Depressed women are likely to have premature births and neglect health routines. Among other risk factors are high body mass index and elevated blood pressure. Postnatal care for Shanvi should include strategies aiming at moderating her weight, introducing an active lifestyle, managing diabetes, and alleviating depression symptoms. A combination of medication and therapy, as well as spousal involvement, may be highly beneficial for the wellbeing of the mother and the baby.

References

American Diabetes Association. (2015). 12. Management of diabetes in pregnancy. Diabetes Care, 38(Supplement 1), S77-S79.

Asen, E., & Jones, E. (2018). Systemic couple therapy and depression. Abingdon-on-Thames, UK: Routledge.

Chan, J., Natekar, A., Einarson, A., & Koren, G. (2014). Risks of untreated depression in pregnancy. Canadian Family Physician Medecin de Famille Canadien, 60(3), 242–243.

Gaillard, A., Le Strat, Y., Mandelbrot, L., Keita, H., & Dubertret, C. (2014). Predictors of postpartum depression: Prospective study of 264 women followed during pregnancy and postpartum. Psychiatry Research, 215(2), 341-346.

Gentile, S. (2017). Untreated depression during pregnancy: Short-and long-term effects in offspring. A systematic review. Neuroscience, 342, 154-166.

Hod, M., Jovanovic, L. G., Di Renzo, G. C., De Leiva, A., & Langer, O. (Eds.). (2016). Textbook of diabetes and pregnancy. Boca Raton, FL: CRC Press.

Knapen, J., Vancampfort, D., Moriën, Y., & Marchal, Y. (2015). Exercise therapy improves both mental and physical health in patients with major depression. Disability and Rehabilitation, 37(16), 1490-1495.

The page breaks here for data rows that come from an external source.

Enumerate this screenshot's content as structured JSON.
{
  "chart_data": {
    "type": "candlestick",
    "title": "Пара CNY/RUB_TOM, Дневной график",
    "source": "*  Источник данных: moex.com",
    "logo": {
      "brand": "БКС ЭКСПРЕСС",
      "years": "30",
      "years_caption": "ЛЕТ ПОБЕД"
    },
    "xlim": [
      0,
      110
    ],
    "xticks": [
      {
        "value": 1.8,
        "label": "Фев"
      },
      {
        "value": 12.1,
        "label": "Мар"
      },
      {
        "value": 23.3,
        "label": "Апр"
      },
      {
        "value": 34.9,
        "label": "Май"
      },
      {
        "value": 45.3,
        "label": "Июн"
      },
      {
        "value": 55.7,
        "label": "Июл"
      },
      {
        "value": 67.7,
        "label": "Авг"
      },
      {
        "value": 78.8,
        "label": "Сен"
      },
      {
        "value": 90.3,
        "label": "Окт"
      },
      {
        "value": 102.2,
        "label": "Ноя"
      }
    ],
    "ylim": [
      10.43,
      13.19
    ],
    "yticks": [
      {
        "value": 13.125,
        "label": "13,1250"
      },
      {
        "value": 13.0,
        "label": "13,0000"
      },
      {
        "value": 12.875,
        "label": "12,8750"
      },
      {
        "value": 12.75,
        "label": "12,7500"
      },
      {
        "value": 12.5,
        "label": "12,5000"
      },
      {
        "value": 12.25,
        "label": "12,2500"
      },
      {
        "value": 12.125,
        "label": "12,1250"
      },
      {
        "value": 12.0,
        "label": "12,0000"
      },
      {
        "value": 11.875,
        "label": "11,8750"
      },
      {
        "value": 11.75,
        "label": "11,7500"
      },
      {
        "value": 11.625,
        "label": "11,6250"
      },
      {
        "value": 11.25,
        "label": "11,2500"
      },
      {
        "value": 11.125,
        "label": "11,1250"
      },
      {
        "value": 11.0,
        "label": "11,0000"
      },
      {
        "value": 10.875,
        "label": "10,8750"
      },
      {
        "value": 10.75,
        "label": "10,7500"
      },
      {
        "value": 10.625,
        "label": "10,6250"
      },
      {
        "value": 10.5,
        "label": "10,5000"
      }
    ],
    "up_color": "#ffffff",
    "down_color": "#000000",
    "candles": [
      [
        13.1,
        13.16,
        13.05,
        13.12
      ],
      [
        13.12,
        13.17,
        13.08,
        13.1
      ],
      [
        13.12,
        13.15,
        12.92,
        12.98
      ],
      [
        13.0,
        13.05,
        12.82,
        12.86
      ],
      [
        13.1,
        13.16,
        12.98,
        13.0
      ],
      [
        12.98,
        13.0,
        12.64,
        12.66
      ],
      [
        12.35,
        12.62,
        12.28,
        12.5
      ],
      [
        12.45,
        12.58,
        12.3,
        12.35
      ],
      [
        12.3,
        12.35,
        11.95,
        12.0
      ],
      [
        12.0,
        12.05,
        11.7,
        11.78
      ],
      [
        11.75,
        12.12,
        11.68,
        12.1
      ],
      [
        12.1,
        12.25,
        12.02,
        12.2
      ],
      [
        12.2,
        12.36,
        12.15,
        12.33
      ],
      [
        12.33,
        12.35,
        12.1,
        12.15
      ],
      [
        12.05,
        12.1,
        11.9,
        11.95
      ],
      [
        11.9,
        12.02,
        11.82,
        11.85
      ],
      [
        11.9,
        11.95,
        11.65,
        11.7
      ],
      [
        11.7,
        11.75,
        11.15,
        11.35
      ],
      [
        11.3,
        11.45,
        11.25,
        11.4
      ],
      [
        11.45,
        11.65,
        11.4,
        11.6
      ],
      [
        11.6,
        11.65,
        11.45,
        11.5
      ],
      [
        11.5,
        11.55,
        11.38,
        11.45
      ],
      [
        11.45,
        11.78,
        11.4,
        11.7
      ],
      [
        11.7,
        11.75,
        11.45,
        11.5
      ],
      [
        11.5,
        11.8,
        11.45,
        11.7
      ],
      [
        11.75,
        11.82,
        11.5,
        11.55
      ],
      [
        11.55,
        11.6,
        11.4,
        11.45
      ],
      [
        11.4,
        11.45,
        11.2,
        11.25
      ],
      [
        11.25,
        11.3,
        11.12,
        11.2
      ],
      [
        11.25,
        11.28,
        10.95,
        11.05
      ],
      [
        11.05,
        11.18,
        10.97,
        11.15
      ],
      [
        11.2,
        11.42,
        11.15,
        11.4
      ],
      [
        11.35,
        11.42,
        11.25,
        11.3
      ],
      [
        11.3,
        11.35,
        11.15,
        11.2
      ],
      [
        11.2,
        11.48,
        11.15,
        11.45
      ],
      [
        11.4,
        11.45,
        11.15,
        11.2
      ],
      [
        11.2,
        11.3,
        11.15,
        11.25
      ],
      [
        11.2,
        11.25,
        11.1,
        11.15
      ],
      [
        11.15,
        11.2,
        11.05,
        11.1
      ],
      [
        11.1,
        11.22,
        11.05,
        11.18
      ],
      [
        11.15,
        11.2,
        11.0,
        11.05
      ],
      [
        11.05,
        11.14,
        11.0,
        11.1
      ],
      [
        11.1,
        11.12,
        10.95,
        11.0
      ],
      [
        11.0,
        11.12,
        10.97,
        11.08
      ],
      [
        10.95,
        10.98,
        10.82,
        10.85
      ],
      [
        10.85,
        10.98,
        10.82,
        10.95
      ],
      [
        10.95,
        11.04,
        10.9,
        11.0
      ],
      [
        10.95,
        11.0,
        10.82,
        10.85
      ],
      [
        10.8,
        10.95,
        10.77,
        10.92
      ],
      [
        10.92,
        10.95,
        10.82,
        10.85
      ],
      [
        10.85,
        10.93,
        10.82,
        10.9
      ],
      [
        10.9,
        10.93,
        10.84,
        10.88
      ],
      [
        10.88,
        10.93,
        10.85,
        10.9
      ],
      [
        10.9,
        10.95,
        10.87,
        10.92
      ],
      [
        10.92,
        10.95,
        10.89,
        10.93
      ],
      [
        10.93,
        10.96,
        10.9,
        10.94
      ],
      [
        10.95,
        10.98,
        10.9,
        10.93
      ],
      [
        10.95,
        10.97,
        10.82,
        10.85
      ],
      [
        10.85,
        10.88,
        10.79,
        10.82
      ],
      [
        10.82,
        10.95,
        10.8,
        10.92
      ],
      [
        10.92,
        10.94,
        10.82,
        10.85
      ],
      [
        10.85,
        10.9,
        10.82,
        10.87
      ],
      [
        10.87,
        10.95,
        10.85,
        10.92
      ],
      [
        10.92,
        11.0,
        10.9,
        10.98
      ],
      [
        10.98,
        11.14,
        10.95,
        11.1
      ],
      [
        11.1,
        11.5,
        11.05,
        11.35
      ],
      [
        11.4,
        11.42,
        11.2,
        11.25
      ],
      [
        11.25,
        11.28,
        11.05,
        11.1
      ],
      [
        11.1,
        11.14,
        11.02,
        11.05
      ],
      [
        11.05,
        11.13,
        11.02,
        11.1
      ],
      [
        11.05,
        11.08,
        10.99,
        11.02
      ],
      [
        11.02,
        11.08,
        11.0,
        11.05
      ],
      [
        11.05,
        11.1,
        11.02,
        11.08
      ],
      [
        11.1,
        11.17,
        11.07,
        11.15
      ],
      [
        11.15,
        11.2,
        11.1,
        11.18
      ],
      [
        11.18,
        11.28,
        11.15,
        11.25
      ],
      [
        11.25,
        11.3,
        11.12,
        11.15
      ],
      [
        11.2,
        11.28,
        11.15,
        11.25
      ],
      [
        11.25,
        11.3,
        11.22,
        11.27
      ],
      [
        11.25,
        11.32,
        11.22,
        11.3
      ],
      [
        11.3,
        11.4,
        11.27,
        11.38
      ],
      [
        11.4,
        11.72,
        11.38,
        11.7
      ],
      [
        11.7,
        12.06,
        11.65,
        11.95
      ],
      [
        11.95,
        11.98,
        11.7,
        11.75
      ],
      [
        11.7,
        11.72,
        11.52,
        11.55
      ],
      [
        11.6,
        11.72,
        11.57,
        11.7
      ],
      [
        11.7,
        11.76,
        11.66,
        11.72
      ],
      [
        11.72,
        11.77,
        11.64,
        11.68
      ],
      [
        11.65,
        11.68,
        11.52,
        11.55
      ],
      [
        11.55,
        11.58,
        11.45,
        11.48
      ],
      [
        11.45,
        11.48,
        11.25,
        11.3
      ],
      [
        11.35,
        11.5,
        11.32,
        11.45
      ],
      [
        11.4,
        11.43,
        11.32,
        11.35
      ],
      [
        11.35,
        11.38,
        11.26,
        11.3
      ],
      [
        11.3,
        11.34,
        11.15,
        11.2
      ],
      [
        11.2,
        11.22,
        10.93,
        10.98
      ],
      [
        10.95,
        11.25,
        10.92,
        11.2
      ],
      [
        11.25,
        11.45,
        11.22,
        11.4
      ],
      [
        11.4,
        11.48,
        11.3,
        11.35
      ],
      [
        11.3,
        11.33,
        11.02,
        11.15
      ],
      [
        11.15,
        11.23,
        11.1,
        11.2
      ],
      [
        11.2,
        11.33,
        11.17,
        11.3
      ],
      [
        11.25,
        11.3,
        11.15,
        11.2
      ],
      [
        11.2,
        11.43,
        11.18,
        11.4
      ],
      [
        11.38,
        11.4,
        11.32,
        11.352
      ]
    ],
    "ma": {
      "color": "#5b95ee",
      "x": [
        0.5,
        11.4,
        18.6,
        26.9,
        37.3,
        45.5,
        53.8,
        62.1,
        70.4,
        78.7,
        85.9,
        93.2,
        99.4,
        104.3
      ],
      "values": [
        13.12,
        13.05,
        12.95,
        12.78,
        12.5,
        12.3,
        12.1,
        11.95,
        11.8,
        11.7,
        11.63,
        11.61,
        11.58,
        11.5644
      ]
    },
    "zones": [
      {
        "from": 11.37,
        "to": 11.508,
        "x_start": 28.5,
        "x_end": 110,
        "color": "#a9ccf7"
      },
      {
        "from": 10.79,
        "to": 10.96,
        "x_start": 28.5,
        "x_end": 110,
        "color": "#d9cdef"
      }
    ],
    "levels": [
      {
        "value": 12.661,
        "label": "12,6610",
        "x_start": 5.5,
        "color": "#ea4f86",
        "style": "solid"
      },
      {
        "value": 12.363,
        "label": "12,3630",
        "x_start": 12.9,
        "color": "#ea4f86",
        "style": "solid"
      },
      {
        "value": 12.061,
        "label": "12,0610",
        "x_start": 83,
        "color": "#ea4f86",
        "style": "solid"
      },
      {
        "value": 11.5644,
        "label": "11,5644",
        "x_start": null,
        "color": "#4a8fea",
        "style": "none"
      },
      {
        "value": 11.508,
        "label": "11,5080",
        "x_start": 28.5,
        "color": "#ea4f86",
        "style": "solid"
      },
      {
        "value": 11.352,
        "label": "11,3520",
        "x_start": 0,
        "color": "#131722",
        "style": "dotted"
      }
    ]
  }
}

Magee, L. A., von Dadelszen, P., Singer, J., Lee, T., Rey, E., Ross, S.,… & Gafni, A. (2016). The CHIPS randomized controlled trial (Control of Hypertension in Pregnancy Study) is severe hypertension just an elevated blood pressure? Hypertension, 68(5), 1153-1159.

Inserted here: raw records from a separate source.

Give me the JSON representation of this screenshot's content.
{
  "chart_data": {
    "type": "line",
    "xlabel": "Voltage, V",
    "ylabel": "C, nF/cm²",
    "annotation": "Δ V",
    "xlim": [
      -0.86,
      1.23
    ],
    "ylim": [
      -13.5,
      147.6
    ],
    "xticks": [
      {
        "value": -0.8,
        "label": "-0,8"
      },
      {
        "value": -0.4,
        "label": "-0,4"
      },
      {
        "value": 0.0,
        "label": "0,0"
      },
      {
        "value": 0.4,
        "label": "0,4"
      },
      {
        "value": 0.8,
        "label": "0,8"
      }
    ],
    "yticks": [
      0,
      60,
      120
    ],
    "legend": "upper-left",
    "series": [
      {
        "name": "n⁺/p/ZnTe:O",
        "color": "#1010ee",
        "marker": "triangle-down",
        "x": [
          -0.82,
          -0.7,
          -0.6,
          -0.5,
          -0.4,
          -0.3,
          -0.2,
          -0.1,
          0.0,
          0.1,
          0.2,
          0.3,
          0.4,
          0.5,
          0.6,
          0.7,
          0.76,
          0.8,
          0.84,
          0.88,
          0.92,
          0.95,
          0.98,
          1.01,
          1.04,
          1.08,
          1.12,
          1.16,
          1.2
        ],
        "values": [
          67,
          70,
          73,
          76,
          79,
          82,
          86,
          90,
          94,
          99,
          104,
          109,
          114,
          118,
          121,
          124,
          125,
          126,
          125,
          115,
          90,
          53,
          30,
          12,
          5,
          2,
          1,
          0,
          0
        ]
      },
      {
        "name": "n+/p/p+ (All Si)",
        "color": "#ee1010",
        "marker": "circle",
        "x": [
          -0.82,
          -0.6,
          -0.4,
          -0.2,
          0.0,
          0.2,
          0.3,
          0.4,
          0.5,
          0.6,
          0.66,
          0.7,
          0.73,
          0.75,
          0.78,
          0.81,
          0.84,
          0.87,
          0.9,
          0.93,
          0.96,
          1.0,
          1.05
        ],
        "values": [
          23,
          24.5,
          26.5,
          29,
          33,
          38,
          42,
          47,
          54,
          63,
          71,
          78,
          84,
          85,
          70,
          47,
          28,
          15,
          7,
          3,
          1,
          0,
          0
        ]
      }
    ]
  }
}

McCance, D. R. (2015). Diabetes in pregnancy. Best Practice & Research Clinical Obstetrics & Gynaecology, 29(5), 685-699.

Turcksin, R., Bel, S., Galjaard, S., & Devlieger, R. (2014). Maternal obesity and breastfeeding intention, initiation, intensity and duration: a systematic review. Maternal & Child Nutrition, 10(2), 166-183.

Vasa, R., Eldeirawi, K., Kuriakose, V. G., Nair, J., Newsom, C., & Bates, J. (2014). Postpartum depression in mothers of infants in neonatal intensive care unit: risk factors and management strategies. American Journal of Perinatology, 31(05), 425-434.